I’m just checking in with a quick update on my current situation. Sometimes writing is therapeutic so I’m hoping this will help me deal. I just got home from a doctor’s appointment for my foot and I’ve got a lot of feelings about it – I’m frustrated, I’m angry (mainly at myself), I’m upset, and I’m also a little relieved because I’m finally getting some answers. I think a little part of me knew this was coming because of how much pain I have been in….but it was not the news I was hoping for or expecting today.

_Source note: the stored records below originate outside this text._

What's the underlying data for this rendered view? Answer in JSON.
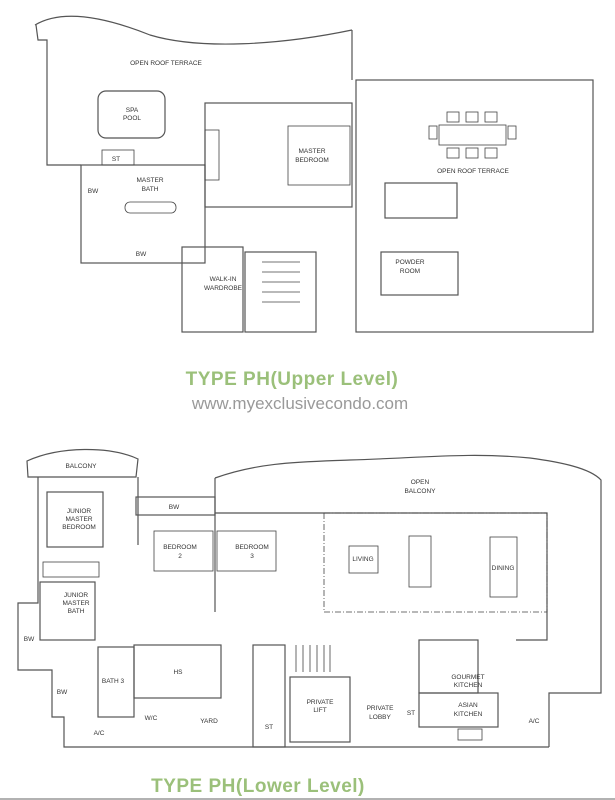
{
  "upper_level": {
    "title": "TYPE PH(Upper Level)",
    "rooms": {
      "open_roof_terrace_left": "OPEN ROOF TERRACE",
      "spa_pool_1": "SPA",
      "spa_pool_2": "POOL",
      "st": "ST",
      "master_bath_1": "MASTER",
      "master_bath_2": "BATH",
      "bw_left": "BW",
      "bw_bottom": "BW",
      "master_bedroom_1": "MASTER",
      "master_bedroom_2": "BEDROOM",
      "open_roof_terrace_right": "OPEN ROOF TERRACE",
      "walk_in_wardrobe_1": "WALK-IN",
      "walk_in_wardrobe_2": "WARDROBE",
      "powder_room_1": "POWDER",
      "powder_room_2": "ROOM"
    }
  },
  "watermark": "www.myexclusivecondo.com",
  "lower_level": {
    "title": "TYPE PH(Lower Level)",
    "rooms": {
      "balcony": "BALCONY",
      "junior_master_bedroom_1": "JUNIOR",
      "junior_master_bedroom_2": "MASTER",
      "junior_master_bedroom_3": "BEDROOM",
      "junior_master_bath_1": "JUNIOR",
      "junior_master_bath_2": "MASTER",
      "junior_master_bath_3": "BATH",
      "bw_top": "BW",
      "bw_side": "BW",
      "bw_lower": "BW",
      "bedroom2_1": "BEDROOM",
      "bedroom2_2": "2",
      "bedroom3_1": "BEDROOM",
      "bedroom3_2": "3",
      "open_balcony_1": "OPEN",
      "open_balcony_2": "BALCONY",
      "living": "LIVING",
      "dining": "DINING",
      "hs": "HS",
      "bath3": "BATH 3",
      "wc": "W/C",
      "yard": "YARD",
      "ac_left": "A/C",
      "st_stair": "ST",
      "private_lift_1": "PRIVATE",
      "private_lift_2": "LIFT",
      "private_lobby_1": "PRIVATE",
      "private_lobby_2": "LOBBY",
      "st_lobby": "ST",
      "gourmet_kitchen_1": "GOURMET",
      "gourmet_kitchen_2": "KITCHEN",
      "asian_kitchen_1": "ASIAN",
      "asian_kitchen_2": "KITCHEN",
      "ac_right": "A/C"
    }
  }
}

I went to an orthopedic hospital in Norman today because I wasn’t getting anywhere with the original doctor that I saw in July. I couldn’t get his office to make me a follow up appointment. I called three times and they said they would have to call me back. Plus, I was still in a lot of pain and I didn’t feel like he really gave me any answers the first time. I decided to get a second opinion from an orthopedic.
I took my original x-rays with me today. The PA came in and looked at my foot and actually listened to what I was saying. He pushed on a couple of places on the top to see if it hurt, and it did! Then, he showed me the x-rays. He said those two places look like stress fractures – one right under my middle two toes and one in the middle across the top of my foot. It was very clear on the x-rays and he couldn’t believe the first doctor missed that.
He also looked at the side of my foot and ankle and said that since it is so swollen and tender to touch that there is definitely something wrong with my peroneal tendon. He didn’t want to speculate until they did an MRI though.
Of course, I immediately start asking how long he thinks I’ll be down, and if this means that I can’t run a race in November. (I was only half kidding about that…) I think he thought I was completely serious because he left and the doctor came in. He looked at my foot too and said based on what he’s seeing on the x-rays that he agrees with his PA.
And….then he gave me a pretty long lecture about not trying to run….stop being stubborn…making sure I let it heal….He said as of now I am out for at least 12 weeks and I am not to attempt running until he clears me….and then he shared with me things that could happen if I didn’t follow his orders. I assured him that I will be doing everything he said…and then he said that I will not be running a half marathon in November… 🙁
They said that I could possibly be looking at a cast, or 6 – 8 more weeks in the boot. They will know more after I have the MRI.
I go back tomorrow for the MRI, and then back again on Tuesday to find out what the diagnosis is.
I am really mad at myself for continuing to run when my foot hurt. I have learned my lesson and will never again ignore any kind of pain, big or small, and think it will go away. And all of you that tried to warn me and encourage me to see a doctor – thank you, and I really wish I would have listened. (So you can all say I told you so…I’ve already heard it from a couple friends today. 😉 )
I am also mad at the first doctor I saw. If those two lines that they are thinking are fractures were so glaringly obvious on the x-rays, then why did he ignore them? It wasn’t just one picture either…there were two different angles that showed the same thing.
I am really frustrated, but I guess it is what it is and now I have to deal with it and focus on healing.